Class KeyDrivenDataDistribution


  • public final class KeyDrivenDataDistribution
    extends PartialStaticDataDistribution
    DataDistribution based on a set of keys from the input data. A KeyDrivenDataDistribution selects a set of keys, applying the specified base partitioning function to that set of keys. The function must be a function of input. This guarantees that data with rows with equivalent keys are located in the same partition.
    • Method Detail

      • hashed

        public static KeyDrivenDataDistribution hashed​(String... keys)
        Returns a distribution that distributes based on a hashcode of the named key fields.
        Parameters:
        keys - the names of the key fields
        Returns:
        a hash distribution
      • hashed

        public static KeyDrivenDataDistribution hashed​(List<String> keys)
        Returns a distribution that distributes based on a hashcode of the named key fields.
        Parameters:
        keys - the names of the key fields
        Returns:
        a hash distribution
      • ranges

        public static KeyDrivenDataDistribution ranges​(List<RecordToken> boundaries)
        Returns a distribution that distributes based on specified range boundaries
        Parameters:
        boundaries - the range boundaries
        Returns:
        a range distribution
      • localKeyed

        public static KeyDrivenDataDistribution localKeyed​(PartitioningFunction basePartitionFunction,
                                                           List<String> keys)
                                                    throws IllegalArgumentException
        For advanced use only; this redistributes per-JVM but not across the cluster. This is not a general-purpose partitioning strategy but can be used in certain cases where there is a performance benefit to locally repartitioning data.

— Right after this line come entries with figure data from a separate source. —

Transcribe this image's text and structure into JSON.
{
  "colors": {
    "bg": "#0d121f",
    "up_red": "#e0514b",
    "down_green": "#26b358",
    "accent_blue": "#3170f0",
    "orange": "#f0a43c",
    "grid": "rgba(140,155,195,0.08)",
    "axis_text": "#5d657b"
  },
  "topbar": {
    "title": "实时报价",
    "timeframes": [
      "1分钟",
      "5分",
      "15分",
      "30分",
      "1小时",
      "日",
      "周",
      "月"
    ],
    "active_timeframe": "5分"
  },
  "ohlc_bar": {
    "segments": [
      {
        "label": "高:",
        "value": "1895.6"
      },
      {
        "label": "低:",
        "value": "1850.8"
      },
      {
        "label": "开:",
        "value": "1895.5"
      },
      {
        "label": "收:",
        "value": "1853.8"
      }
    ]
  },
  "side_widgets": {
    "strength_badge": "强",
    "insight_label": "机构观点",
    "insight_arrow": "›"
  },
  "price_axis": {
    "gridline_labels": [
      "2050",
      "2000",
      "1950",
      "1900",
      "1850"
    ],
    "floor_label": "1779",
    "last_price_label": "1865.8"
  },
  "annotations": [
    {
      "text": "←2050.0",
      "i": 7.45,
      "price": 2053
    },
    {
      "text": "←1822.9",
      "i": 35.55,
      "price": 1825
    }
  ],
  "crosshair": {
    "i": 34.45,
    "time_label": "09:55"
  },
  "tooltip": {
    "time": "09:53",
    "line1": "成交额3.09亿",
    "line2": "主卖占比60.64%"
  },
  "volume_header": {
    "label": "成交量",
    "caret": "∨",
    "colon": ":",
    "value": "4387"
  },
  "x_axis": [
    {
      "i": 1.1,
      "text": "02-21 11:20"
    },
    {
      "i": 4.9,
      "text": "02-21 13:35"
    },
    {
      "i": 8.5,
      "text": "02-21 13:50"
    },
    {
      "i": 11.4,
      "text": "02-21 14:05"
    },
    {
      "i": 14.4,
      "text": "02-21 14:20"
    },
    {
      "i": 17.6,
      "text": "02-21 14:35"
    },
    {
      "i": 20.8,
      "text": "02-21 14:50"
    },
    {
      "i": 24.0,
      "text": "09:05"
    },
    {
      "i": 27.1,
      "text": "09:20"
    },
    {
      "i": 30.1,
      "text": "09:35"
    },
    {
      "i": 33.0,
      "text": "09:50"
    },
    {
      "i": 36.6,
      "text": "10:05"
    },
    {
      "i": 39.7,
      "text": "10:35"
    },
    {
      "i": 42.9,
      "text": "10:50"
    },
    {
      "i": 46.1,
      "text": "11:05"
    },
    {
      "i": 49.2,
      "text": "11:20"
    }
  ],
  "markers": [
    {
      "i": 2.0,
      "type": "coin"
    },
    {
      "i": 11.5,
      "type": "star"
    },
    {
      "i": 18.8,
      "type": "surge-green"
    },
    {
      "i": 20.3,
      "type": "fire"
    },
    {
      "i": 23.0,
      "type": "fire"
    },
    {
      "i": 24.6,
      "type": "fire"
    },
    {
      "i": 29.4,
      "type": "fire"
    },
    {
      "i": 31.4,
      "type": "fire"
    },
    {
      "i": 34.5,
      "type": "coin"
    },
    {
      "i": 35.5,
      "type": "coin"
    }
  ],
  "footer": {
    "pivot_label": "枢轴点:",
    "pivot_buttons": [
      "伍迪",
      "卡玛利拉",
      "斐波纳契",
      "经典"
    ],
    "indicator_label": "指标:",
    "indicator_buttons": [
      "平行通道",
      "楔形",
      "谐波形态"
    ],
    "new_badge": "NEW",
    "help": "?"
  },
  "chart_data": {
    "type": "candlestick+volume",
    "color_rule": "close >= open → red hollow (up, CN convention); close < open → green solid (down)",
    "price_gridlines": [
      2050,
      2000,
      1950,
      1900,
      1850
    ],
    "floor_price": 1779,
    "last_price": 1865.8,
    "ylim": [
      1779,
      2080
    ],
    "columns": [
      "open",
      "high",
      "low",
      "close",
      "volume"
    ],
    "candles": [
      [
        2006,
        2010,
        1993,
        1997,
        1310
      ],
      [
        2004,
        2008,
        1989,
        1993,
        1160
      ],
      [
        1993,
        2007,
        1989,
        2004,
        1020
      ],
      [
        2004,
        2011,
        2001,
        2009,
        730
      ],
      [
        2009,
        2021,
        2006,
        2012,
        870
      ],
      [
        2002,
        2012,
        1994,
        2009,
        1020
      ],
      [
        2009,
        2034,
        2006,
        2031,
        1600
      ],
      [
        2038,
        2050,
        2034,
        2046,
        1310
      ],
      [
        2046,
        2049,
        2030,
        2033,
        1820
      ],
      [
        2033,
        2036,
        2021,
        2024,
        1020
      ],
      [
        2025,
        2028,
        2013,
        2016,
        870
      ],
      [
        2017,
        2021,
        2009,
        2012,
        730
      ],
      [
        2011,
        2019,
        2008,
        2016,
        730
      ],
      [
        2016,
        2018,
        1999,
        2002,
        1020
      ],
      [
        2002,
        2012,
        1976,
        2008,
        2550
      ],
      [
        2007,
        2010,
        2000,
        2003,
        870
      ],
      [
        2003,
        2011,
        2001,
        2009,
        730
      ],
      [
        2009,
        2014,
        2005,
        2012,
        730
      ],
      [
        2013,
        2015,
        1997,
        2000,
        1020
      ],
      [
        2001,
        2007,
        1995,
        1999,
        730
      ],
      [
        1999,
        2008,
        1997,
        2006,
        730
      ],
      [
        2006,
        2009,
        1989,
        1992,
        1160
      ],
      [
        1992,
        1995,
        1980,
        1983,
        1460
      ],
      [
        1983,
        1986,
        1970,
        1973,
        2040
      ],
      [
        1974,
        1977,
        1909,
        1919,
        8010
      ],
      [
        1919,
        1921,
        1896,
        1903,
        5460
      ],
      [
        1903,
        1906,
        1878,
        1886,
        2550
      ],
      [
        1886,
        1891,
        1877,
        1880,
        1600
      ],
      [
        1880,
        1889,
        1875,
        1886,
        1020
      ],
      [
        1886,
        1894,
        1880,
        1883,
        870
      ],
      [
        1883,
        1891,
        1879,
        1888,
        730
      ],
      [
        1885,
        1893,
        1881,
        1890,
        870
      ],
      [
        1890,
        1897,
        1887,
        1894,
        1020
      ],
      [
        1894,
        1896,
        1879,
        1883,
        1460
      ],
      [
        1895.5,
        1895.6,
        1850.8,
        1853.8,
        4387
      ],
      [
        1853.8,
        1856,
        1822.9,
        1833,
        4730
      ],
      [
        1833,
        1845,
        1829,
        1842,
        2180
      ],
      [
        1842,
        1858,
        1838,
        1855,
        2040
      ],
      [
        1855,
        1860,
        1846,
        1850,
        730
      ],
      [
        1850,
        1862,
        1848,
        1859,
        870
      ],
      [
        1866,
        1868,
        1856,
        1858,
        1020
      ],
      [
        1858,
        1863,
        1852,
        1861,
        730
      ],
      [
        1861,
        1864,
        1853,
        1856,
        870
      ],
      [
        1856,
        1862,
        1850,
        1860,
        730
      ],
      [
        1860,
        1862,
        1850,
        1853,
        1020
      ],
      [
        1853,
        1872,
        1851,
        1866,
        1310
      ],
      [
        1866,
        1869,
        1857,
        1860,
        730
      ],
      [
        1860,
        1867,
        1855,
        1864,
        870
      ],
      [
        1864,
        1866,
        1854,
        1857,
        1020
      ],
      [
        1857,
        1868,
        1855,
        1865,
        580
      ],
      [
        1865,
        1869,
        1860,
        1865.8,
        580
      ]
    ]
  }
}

        Returns a distribution that locally distributes based on the given function of the named key fields.

        Parameters:
        basePartitionFunction - the partition function
        keys - the names of the key fields
        Returns:
        a key driven distribution
        Throws:
        IllegalArgumentException - if the provided function is not a function of input
      • getBasePartitionFunction

        public PartitioningFunction getBasePartitionFunction()
        Returns the base partitioning function. This function is applied to a record consisting of the selected key fields.
        Returns:
        the base partitioning function
      • isLocal

        public boolean isLocal()
      • isGroupedBy

        public boolean isGroupedBy​(String[] keys)
        Returns true if this distribution guarantees groupings on the specified list of keys will not be split across partitions.
        Parameters:
        keys - the group keys
        Returns:
        whether this distribution preserves groupings across partitions
      • isGroupingCompatible

        public boolean isGroupingCompatible​(String[] keys)
        Returns true if this distribution guarantees groupings on the specified list of keys will not be split across partitions.
        Parameters:
        keys - the group keys
        Returns:
        whether this distribution preserves groupings across partitions
      • requiresRepartitionFrom

        protected boolean requiresRepartitionFrom​(PartialDataDistribution source)
        Description copied from class: PartialStaticDataDistribution
        Subclasses must override this method to declare whether a repartition is required given the source distribution. Implementations may err on the side of caution by always returning true but this may have an impact on performance.
        Specified by:
        requiresRepartitionFrom in class PartialStaticDataDistribution
        Parameters:
        source - the source distribution
        Returns:
        true if a repartition is required, false if this data distribution matches what was specified.
      • getKeys

        public String[] getKeys()
        Returns the keys by which we are partitioned.
        Returns:
        the keys by which we are partitioned.
      • getAliases

        public AliasSet[] getAliases()
        Description copied from class: DataDistribution
        Returns the fields that are referenced by this distribution. Note that it is valid for a distribution to reference no fields, in which case it should return an empty array. This method is used by the framework to validate the distribution is consistent with the type of the record.
        Specified by:
        getAliases in class DataDistribution
        Returns:
        the fields that are referenced by this distribution